ANCORA SULL’OBBLIGO VACCINALE DEI PROFESSIONISTI SANITARI: UNA PRONUNCIA DEL CGARS

Nel contenzioso tra uno studente del corso di laurea infermieristica e l’Università di Palermo, il Consiglio di Giustizia Amministrativa per la Regione Sicilia veniva adito per la riforma dell’ordinanza cautelare del TAR Sicilia che aveva negato la sospensione dell’efficacia del provvedimento con cui l’Università consentiva ai soli operatori vaccinati la prosecuzione in presenza dei tirocini.

Con l’ordinanza del 17 gennaio 2022, n. 38 il giudice amministrativo siciliano si inserisce nel dibattito riguardante l’obbligo vaccinale Covid19 del personale sanitario. Nell’ordinanza si ritiene infondata l’asserita inapplicabilità agli studenti tirocinanti dell’obbligo vaccinale introdotto dall’art. 4 del d.l. n. 44/2021 e si ricorda che il Consiglio di Stato (sez. III, sentenza 20 ottobre 2021, n. 7045) ha affermato che la vaccinazione obbligatoria per il personale medico risponde ad una finalità di tutela non solo del personale sui luoghi di lavoro, ma anche dei pazienti. L’obbligo vaccinale per “gli esercenti le professioni sanitarie e gli operatori di interesse sanitario” viene interpretato perciò come applicabile anche ai tirocinanti poiché essi vengono a contatto con gli utenti del servizio sanitario nazionale.

Dopo aver richiamato la giurisprudenza costituzionale in materia di vaccinazioni (ex plurimis, Corte Cost., sent., 22 giugno 1990, n. 307; sent., 23 giugno 2020, n. 118; sent., 18 gennaio 2018, n. 5), il Consiglio di Giustizia Amministrativa per la Regione Sicilia afferma di dover affrontare “problemi diversi e ulteriori” da quelli esaminati dalla recente sentenza del Consiglio di Stato. L’ordinanza richiama, in effetti, diverse questioni: la “contestata validità e sufficienza del sistema di farmacovigilanza”, la “compatibilità della normativa che introduce l’obbligo vaccinale con il diritto eurounitario”, nonché il profilo del consenso informato. Sottolinea che la situazione sanitaria è in costante divenire e quindi in parte diversa da quella valutata dalla citata pronuncia del Consiglio di Stato. La novità della valutazione riguarderebbe soprattutto la legittimità della “reiterazione della somministrazione in tempi ravvicinati”, per cui “l’attuale obbligo vaccinale pone un (nuovo) problema di proporzionalità, dato che si profila una impostazione di ripetute somministrazioni nell’anno per periodi di tempo indeterminati”.

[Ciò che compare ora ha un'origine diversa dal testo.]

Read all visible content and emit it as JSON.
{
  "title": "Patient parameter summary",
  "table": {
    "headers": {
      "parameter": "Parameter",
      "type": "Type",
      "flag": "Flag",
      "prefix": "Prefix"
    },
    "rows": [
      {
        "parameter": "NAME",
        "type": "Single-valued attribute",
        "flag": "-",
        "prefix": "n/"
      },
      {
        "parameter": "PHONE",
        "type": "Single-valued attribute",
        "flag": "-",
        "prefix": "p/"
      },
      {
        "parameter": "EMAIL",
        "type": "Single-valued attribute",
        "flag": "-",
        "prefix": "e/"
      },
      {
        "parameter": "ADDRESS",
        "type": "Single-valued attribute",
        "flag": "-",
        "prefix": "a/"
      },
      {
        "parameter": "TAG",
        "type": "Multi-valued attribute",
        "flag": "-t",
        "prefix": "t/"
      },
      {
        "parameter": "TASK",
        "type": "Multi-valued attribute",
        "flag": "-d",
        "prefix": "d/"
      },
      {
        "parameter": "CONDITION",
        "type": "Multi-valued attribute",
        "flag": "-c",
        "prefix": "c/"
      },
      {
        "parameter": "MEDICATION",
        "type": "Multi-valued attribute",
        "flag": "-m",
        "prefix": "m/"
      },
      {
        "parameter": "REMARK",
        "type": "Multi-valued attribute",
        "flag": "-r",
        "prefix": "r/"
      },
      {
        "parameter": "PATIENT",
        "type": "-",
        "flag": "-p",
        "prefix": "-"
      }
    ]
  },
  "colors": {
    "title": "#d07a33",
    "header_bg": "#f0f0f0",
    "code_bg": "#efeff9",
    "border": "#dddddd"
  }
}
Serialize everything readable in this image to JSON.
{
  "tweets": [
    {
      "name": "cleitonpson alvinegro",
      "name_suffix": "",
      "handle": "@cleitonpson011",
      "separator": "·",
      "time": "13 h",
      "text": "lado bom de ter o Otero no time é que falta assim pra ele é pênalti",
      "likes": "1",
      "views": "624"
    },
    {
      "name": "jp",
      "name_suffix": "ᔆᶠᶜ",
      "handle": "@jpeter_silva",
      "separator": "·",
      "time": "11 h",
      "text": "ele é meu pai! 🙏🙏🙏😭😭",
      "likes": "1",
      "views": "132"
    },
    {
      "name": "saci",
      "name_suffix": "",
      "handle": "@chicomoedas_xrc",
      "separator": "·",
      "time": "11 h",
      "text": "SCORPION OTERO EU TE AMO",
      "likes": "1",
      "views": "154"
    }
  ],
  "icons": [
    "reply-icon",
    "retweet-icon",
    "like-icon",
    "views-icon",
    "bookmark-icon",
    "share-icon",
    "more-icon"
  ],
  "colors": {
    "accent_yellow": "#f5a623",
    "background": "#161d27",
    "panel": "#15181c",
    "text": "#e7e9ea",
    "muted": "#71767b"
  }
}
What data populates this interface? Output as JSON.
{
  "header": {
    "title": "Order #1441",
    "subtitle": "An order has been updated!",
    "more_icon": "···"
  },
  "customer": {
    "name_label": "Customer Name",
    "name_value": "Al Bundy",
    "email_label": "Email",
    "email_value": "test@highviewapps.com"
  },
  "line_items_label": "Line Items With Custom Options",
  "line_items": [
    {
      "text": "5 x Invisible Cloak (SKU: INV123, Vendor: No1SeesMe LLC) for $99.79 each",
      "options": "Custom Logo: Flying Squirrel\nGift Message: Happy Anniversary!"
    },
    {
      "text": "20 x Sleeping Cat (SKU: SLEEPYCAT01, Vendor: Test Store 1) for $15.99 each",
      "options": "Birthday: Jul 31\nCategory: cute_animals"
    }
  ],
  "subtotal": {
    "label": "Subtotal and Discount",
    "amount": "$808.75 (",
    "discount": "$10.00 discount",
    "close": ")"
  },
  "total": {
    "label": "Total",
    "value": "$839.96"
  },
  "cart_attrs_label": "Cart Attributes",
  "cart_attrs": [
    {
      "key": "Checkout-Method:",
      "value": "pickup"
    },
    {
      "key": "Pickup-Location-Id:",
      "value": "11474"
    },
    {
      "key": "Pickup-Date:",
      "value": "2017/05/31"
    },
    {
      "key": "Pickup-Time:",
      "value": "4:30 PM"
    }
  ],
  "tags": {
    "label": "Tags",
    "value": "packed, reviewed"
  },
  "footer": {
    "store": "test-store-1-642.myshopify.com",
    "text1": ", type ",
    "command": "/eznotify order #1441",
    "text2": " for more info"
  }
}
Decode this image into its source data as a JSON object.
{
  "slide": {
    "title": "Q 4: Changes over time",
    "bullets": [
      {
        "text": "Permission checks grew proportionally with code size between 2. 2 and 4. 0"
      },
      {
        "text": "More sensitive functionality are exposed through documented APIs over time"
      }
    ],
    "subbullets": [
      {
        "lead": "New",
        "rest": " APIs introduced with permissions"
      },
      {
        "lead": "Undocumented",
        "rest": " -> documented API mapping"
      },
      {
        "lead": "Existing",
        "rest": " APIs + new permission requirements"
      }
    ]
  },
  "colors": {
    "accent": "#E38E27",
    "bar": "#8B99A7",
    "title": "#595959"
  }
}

Per poter valutare la non manifesta infondatezza della questione, ai fini della rimessione della questione alla Corte costituzionale, il Consiglio di Giustizia Amministrativa per la Regione Sicilia affida perciò un’istruttoria ad un Collegio (composto dal Segretario generale del Ministero della Salute, dal Presidente del Consiglio superiore della sanità operante presso il Ministero della Salute e dal Direttore della Direzione generale di prevenzione sanitaria) che entro il 28 febbraio 2022 dovrà presentare una relazione per chiarire i diversi profili, fornendo dati sull’efficacia dei vaccini, anche con riferimento alle varianti, sul numero di ricoveri e decessi dei vaccinati contagiati, anche comparandoli con quelli dei non vaccinati.

Il Consiglio di Giustizia Amministrativa per la Regione Sicilia sembra perciò affrontare i quesiti in giudizio in modo differente dal Consiglio di Stato che, senza disporre alcuna istruttoria, aveva fatto riferimento alle informazioni rese disponibili dalle istituzioni sanitarie. 

Sarà interessante comprendere in quali termini sarà data risposta alle richieste formulate, ma anche capire quale significato il Consiglio attribuirà alla relazione, ai fini della valutazione della rimessione dei quesiti alla Corte costituzionale. Ci si chiede, infatti, quali scenari si potrebbero aprire se la relazione dovesse essere considerata completa ed esaustiva, se in tale caso ciò basterà a superare ogni dubbio di non manifesta infondatezza della questione, oppure se, nonostante i chiarimenti forniti, sarà formulata la rimessione alla Corte. In attesa della conclusione dell’istruttoria, un interrogativo continua a porsi: quanto la mancanza di risposte della scienza possa essere “supplita” in sede giurisdizionale e quanto, invece, i nodi debbano essere sciolti dall’amministrazione sanitaria nell’esercizio delle sue funzioni, senza che un giudice invochi il “soccorso scientifico”.